How sick I was of the usual morning routine of donning guilt and determination to do better. I would lay out exactly what I was going to do to lose weight that day. I’m telling you, my mind didn’t have room for laughter. But this morning, I smiled, just happy to be in the moment.

We’ve all heard that “laughter is the best medicine”, so I thought I would look up a couple of articles about it. The first one surprised me with its huge emphasis on how many calories you burn when you laugh. Seriously? Now we’re making laughter into a diet plan? So, I moved on to the next article. You may find it an interesting read, so check it out if you like. Here’s a quote I resonated with:

Negative thoughts manifest into chemical reactions that can affect your body by bringing more stress into your system and decreasing your immunity. In contrast, positive thoughts actually release neuropeptides that help fight stress and potentially more-serious illnesses.


One of the primary things I’ve focused on lately is recognizing and eliminating negative thoughts. I had started to think I have a thyroid issue (which as it turns out I may), but it seems that my particular thyroid results may be rooted in stress and negativity. I’ve begun looking for ways to help alleviate stress in my life, as well as coping mechanisms. Releasing diet mentality has been a huge step toward that end. In doing so, it appears laughter comes more easily.

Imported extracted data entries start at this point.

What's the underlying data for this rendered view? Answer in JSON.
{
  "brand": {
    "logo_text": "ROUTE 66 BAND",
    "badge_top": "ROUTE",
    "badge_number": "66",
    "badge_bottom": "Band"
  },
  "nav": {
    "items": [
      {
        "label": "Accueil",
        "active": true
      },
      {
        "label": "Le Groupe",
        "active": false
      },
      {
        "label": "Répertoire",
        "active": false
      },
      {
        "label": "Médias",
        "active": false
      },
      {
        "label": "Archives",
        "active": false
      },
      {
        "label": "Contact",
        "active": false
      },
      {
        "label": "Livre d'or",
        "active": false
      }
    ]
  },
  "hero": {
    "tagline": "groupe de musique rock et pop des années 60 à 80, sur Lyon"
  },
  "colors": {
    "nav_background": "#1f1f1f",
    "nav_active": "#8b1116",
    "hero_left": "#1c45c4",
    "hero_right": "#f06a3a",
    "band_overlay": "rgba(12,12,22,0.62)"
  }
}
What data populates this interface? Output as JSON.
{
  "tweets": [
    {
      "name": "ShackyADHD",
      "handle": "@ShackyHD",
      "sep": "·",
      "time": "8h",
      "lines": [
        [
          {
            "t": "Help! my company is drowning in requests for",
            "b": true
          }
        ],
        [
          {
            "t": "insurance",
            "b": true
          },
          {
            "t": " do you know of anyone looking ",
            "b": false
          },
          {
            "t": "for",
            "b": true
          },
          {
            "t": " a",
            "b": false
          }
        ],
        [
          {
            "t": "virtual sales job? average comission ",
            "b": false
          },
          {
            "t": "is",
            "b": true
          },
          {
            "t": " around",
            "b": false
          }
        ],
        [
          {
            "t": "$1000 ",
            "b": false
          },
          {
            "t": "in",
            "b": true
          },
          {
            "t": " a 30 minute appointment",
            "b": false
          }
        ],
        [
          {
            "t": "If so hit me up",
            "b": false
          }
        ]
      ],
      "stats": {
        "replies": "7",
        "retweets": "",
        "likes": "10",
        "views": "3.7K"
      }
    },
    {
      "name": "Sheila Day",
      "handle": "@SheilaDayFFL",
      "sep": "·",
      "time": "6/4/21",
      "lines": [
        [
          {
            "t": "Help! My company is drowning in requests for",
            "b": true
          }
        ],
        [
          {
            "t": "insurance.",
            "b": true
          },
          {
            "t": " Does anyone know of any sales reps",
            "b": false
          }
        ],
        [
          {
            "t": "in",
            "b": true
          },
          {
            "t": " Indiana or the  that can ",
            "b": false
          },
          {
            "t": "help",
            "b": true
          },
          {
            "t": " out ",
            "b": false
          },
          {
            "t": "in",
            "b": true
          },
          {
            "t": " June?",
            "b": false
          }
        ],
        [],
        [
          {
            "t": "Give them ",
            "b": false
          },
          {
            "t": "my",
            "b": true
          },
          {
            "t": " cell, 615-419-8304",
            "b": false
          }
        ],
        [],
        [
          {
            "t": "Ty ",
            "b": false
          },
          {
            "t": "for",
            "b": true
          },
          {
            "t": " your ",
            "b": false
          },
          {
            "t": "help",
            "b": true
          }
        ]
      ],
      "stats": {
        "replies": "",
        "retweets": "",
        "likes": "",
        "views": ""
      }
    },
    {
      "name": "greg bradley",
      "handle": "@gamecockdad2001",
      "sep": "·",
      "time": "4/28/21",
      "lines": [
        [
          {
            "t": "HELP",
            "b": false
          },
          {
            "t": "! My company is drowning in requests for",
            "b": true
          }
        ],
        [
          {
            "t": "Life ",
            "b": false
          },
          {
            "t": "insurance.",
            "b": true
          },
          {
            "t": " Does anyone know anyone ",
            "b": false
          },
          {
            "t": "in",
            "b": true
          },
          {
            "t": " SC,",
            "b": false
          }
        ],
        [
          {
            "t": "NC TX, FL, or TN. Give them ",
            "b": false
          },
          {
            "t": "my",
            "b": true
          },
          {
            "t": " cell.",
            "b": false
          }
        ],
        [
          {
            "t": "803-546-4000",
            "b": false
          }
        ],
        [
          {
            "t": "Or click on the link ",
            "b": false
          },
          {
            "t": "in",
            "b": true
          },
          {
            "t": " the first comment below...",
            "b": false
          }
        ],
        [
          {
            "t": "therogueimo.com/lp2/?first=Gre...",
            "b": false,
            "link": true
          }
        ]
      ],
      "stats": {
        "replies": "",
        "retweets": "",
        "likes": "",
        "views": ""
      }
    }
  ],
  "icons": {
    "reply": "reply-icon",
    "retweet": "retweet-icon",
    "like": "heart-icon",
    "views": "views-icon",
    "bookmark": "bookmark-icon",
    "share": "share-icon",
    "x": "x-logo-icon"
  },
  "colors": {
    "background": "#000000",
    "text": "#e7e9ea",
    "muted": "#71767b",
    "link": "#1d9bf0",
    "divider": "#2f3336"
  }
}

Well, I’m going to go about my day and look for opportunities to laugh along the way.

Our mouths were filled with laughter, our tongues with songs of joy. Then it was said among the nations, “The Lord has done great things for them.” ~ Psalm 126:2

the monkey chased the weasel

It’s been a bit since my last post. Life has been full and busy. In the midst of this I became desperate for another diet solution. Yes, this monkey chased that silly old weasel again. I stepped on the scale and then as a knee jerk reaction, went on another diet. That seemed to be working ok, until I woke up and remembered that “diets don’t work”. I was actually on a forum asking about changing habits when a woman recommended a book about “Intuitive Eating”. Once again, “no more dieting” was thrust into the forefront of my mind.

I wonder if I should post a sign that I read every day. It would say, “Don’t fall for it! Diets don’t work!” I want to eat mindfully and intuitively. In order to do that, I really must let go of chasing a number on the scale. I’ve been off the scale for about three weeks now. I’m fighting a bit of panic at just saying, “to heck with it all”. I’ve eaten for all the wrong reasons many times these past weeks, but I have learned even more about why I do what I do in regard to food. I’m figuring out the triggers to the vicious starve/binge cycle, but more importantly, I’m learning how to deal with them.

Diet talk is alluring. It’s everywhere. It even has clever disguises. I’m recommitting to this journey toward a healthy relationship with food… without dieting. Each time I recommit to this process, I feel I learn even more. Gradually, my belief systems are changing – and the time between lapses gets shorter. It is work though. It is a concentrated effort.

Hopefully, I won’t be chasing that weasel again.